Five structural differences between China and Russia (partly explaining the former’s success and the latter’s lack of such): Soviets and Eastern Europe had massive foreign debts, China didn’t; China had a large coast-line that promoted export-led growth; China had the benefit of overseas Chinese promoting investment with cultural understanding; Soviet Union was experiencing drastic decline in oil production at outset of reforms, China wasn’t; Soviet Union had gone down further in the path of industrialization using technologies incompatible with Western standards, China hadn’t.

He gives an extensive example of the poverty trap and how to invest yourself out of it, positing that a family that makes 300\$ a year can barely survive on it, and cannot save anything. Because of depreciation, it will only become poorer. However, through raising the income to 600, theycansav*e*300 and invest this; which means that after that their income will be able to grow steadily. (I am simplifying enormously). Fundamentally he is making a case for why development aid would enable people to live autonomously (after a number of years); this is not the case of committing to eternal charity and social service.

I could go on, and on.

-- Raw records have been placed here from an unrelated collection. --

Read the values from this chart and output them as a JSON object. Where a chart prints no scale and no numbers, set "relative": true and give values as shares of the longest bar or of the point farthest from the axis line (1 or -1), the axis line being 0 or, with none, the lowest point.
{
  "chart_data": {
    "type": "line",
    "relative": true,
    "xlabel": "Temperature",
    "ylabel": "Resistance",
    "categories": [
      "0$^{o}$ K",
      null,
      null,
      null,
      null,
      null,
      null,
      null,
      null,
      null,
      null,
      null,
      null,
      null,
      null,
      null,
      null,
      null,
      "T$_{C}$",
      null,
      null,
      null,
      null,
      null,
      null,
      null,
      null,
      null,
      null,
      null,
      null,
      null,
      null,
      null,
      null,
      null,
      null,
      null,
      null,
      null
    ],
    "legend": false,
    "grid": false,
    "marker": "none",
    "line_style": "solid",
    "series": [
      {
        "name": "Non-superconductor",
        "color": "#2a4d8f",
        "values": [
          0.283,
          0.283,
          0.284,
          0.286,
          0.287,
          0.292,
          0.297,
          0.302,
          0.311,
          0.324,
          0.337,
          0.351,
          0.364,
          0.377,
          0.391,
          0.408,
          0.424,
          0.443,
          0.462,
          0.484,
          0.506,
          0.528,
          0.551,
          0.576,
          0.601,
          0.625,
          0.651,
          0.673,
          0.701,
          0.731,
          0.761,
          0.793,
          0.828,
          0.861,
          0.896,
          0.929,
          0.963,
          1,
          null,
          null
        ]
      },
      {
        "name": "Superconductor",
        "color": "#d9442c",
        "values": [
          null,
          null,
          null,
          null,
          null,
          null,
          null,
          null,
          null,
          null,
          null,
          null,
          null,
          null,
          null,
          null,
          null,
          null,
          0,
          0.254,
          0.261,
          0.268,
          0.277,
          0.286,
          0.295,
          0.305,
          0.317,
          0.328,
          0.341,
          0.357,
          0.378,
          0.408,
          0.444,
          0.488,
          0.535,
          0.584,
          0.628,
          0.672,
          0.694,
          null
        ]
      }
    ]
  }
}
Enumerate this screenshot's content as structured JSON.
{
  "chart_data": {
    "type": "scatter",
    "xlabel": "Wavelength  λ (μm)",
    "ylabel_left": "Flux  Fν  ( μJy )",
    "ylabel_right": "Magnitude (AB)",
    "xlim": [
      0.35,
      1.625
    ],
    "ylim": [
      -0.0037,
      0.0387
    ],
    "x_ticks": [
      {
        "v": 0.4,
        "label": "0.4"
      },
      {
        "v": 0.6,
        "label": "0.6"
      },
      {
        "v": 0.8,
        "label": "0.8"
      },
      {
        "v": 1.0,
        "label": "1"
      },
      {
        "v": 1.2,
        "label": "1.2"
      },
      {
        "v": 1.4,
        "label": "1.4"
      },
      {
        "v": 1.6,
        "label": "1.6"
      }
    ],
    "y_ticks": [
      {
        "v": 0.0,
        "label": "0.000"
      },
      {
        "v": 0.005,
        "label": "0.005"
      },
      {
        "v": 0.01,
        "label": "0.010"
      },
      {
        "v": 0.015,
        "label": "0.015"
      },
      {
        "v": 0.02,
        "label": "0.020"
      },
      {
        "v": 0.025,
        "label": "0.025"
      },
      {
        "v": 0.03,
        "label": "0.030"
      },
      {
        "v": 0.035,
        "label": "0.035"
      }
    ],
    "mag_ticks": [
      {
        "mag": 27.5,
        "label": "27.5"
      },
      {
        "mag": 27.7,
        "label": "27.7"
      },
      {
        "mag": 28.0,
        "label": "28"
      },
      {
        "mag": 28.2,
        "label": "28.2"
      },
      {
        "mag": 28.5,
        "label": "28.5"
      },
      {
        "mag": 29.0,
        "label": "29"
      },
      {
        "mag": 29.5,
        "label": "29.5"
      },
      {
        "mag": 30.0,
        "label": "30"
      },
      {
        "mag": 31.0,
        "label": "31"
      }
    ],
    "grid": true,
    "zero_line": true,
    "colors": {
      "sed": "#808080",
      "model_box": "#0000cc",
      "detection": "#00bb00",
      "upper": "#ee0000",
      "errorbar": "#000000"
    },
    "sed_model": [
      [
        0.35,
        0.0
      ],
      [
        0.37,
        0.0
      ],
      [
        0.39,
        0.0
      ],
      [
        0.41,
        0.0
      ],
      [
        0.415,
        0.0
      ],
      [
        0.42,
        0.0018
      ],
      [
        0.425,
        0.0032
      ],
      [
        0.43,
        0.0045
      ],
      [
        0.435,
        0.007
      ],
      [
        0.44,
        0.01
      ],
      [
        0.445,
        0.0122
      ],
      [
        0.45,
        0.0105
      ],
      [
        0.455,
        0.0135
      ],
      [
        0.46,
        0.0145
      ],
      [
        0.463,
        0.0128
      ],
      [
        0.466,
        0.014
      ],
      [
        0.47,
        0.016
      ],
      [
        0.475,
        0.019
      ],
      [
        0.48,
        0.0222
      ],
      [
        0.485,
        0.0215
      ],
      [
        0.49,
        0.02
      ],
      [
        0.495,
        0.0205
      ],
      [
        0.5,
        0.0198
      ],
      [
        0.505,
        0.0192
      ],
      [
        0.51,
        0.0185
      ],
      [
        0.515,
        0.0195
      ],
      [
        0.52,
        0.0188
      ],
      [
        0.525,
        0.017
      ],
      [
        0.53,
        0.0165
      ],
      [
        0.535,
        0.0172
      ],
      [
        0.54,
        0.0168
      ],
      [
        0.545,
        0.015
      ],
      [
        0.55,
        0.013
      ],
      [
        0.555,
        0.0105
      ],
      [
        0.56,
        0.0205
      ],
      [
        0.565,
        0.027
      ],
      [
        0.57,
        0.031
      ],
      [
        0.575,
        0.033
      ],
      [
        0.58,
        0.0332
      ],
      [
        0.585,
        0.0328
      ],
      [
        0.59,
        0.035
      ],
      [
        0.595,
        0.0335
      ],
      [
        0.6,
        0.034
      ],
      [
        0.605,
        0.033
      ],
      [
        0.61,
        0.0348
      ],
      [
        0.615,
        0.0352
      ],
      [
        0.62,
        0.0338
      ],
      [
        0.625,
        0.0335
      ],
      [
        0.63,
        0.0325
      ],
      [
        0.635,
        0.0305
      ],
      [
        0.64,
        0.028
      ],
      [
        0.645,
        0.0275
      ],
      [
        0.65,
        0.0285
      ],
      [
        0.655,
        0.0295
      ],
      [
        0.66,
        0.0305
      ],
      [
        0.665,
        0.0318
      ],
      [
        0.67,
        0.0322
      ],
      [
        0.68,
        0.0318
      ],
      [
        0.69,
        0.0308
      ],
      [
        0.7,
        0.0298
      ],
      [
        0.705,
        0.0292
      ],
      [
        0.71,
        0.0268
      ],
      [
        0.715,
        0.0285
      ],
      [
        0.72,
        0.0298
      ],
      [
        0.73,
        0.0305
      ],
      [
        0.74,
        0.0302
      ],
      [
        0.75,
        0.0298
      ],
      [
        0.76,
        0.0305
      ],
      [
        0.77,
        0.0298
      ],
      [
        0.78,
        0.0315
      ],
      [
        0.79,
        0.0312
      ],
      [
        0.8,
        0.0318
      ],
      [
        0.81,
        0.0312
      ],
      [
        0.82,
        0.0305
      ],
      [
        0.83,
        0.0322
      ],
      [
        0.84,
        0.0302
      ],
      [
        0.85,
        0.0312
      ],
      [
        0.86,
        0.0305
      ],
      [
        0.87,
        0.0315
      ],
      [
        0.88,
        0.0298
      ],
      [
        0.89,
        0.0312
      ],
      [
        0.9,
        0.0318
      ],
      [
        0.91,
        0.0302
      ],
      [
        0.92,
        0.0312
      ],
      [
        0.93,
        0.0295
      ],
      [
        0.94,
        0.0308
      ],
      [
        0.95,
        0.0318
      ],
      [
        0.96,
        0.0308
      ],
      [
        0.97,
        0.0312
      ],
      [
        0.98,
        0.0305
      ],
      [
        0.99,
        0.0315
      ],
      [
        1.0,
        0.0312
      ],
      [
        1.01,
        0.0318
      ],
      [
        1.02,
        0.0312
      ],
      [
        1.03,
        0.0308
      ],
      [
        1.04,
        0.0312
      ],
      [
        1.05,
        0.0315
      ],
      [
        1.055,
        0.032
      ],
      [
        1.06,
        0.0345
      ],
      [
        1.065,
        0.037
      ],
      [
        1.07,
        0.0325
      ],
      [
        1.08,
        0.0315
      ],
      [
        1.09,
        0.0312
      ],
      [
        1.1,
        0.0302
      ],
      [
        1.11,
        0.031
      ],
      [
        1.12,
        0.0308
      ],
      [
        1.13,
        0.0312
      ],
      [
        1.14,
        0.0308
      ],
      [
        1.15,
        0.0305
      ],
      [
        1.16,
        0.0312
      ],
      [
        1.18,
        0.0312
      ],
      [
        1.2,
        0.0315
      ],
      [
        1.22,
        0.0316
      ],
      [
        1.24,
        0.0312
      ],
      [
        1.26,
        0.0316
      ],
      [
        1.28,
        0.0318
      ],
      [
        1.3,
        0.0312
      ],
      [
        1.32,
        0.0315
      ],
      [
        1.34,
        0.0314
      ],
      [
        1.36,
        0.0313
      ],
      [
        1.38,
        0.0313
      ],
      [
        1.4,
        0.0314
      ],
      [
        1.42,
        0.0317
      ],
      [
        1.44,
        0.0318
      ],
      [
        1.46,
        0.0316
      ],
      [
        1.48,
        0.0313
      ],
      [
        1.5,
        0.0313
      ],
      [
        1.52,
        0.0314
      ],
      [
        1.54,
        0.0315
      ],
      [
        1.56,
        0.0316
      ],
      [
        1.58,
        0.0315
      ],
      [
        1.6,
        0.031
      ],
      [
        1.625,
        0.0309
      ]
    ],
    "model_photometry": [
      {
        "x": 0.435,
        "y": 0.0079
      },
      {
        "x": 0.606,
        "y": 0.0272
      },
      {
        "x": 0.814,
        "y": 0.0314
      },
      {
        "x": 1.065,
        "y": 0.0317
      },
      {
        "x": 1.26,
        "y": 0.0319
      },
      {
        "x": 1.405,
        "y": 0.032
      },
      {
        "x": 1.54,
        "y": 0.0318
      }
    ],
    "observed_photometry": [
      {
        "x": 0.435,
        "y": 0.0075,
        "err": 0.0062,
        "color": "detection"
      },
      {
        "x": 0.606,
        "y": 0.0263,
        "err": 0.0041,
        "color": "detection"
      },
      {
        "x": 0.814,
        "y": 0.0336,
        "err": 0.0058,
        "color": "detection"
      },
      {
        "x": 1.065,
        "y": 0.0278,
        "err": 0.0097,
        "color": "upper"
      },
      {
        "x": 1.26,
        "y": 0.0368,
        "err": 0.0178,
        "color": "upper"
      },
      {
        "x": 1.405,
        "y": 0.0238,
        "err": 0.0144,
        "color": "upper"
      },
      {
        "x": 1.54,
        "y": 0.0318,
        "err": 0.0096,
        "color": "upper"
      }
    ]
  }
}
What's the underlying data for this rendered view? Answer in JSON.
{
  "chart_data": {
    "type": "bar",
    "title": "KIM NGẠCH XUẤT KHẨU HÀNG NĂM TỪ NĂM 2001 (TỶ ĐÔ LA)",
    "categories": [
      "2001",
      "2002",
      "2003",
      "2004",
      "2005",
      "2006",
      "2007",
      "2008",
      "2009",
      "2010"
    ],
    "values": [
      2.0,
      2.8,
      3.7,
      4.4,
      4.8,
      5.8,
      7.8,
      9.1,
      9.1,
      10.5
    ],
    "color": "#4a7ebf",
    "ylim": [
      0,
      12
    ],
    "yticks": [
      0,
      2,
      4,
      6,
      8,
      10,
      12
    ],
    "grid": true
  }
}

The book is quite amazing in that it is simultaneously packed with information, models for understanding development and concrete ideas, but also personal anecdotes (from a very interesting life) written in a very legible style. I highly recommend this book to anyone who wants to understand global economic development, and receive a little bit of optimism. After all, if development is impossible, we might as well give up. If it is possible, but we are not doing it; then we need to hold our governments responsible. I don’t agree with all that he says, but I found myself agreeing to a surprising amount.